Amoure arrives in the English-speaking naming landscape trailing centuries of romantic association, rooted in the French word amour and its Latin ancestor amor, both meaning love. Amor was a central concept in Roman philosophy and religion, personified as the god of desire (equivalent to the Greek Eros), and the word permeated the entire Romance language family — Spanish amor, Italian amore, Portuguese amor — making it one of the most universally recognized semantic roots in Western culture.

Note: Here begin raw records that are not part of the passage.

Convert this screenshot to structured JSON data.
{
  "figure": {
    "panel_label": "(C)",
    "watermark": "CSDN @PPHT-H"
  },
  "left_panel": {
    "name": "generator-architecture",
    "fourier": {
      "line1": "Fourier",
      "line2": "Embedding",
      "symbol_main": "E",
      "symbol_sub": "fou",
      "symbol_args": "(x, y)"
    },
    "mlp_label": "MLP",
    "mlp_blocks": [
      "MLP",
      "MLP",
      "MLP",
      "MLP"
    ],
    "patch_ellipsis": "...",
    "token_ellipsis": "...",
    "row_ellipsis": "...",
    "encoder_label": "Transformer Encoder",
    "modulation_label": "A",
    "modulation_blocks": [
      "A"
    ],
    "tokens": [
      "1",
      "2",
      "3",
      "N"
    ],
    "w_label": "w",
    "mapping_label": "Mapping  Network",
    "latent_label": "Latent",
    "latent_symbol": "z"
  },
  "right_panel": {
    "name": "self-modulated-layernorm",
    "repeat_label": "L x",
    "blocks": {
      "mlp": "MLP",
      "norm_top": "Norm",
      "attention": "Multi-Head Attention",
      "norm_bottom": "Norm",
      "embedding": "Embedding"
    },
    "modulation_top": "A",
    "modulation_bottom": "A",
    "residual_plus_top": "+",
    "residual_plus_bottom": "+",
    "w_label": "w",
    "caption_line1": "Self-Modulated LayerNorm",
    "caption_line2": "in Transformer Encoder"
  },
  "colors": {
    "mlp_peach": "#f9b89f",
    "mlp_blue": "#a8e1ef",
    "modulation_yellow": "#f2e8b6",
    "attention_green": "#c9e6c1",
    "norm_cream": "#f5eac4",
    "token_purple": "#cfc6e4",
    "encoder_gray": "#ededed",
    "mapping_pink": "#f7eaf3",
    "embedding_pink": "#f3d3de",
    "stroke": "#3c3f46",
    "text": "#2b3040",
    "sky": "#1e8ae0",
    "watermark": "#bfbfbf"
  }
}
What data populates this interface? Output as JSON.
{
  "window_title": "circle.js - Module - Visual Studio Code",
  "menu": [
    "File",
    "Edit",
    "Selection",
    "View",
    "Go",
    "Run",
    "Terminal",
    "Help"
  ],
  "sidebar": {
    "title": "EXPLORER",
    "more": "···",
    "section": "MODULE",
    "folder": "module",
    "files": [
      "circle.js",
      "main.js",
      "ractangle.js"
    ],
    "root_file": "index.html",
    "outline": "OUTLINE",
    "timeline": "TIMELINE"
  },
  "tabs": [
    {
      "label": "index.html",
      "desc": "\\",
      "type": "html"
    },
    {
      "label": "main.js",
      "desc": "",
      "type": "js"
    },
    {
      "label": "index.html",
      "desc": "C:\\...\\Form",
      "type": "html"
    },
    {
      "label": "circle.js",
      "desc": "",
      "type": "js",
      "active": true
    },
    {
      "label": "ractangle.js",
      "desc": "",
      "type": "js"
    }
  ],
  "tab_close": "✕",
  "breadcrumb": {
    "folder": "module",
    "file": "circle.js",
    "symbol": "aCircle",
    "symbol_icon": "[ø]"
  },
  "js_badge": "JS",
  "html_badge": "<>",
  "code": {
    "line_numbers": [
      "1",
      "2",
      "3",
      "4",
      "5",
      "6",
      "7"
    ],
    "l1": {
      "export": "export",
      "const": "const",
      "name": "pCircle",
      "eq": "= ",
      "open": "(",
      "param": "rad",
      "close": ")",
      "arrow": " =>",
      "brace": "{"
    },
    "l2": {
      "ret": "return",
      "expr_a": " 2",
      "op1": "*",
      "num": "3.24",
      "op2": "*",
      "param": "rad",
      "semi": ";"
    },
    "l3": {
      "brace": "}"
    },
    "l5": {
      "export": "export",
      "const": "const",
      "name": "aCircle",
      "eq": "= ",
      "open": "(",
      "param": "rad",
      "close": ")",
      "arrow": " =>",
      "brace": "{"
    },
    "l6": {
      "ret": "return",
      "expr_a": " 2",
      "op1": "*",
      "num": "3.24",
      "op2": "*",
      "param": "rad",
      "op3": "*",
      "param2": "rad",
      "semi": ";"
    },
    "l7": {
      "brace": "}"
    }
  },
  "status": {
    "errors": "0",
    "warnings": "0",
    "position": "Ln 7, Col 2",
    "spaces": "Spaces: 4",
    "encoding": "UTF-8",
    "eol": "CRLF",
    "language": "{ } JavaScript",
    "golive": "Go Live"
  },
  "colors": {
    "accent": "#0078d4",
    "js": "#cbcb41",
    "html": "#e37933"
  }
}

The French form amour carried particular prestige, entering English as a loanword associated with courtly love traditions, medieval chivalric romances, and later with the refined romanticism of French literary culture. As a given name, Amoure represents a feminization and personalization of this ancient concept, and it joins a lineage of love-derived names that includes Amara, Amora, and Amore. The distinctive spelling with the final -e gives it a French orthographic elegance, making it feel simultaneously classic and novel.
It belongs to a naming tradition that treats abstract virtues and emotions as worthy namesakes — a tradition with deep roots in Latin inscriptions, Renaissance poetry, and Victorian flower symbolism. In contemporary usage, Amoure is most often chosen by parents who want a name that is unmistakably feminine, emotionally resonant, and just rare enough to feel distinctive without being impenetrable.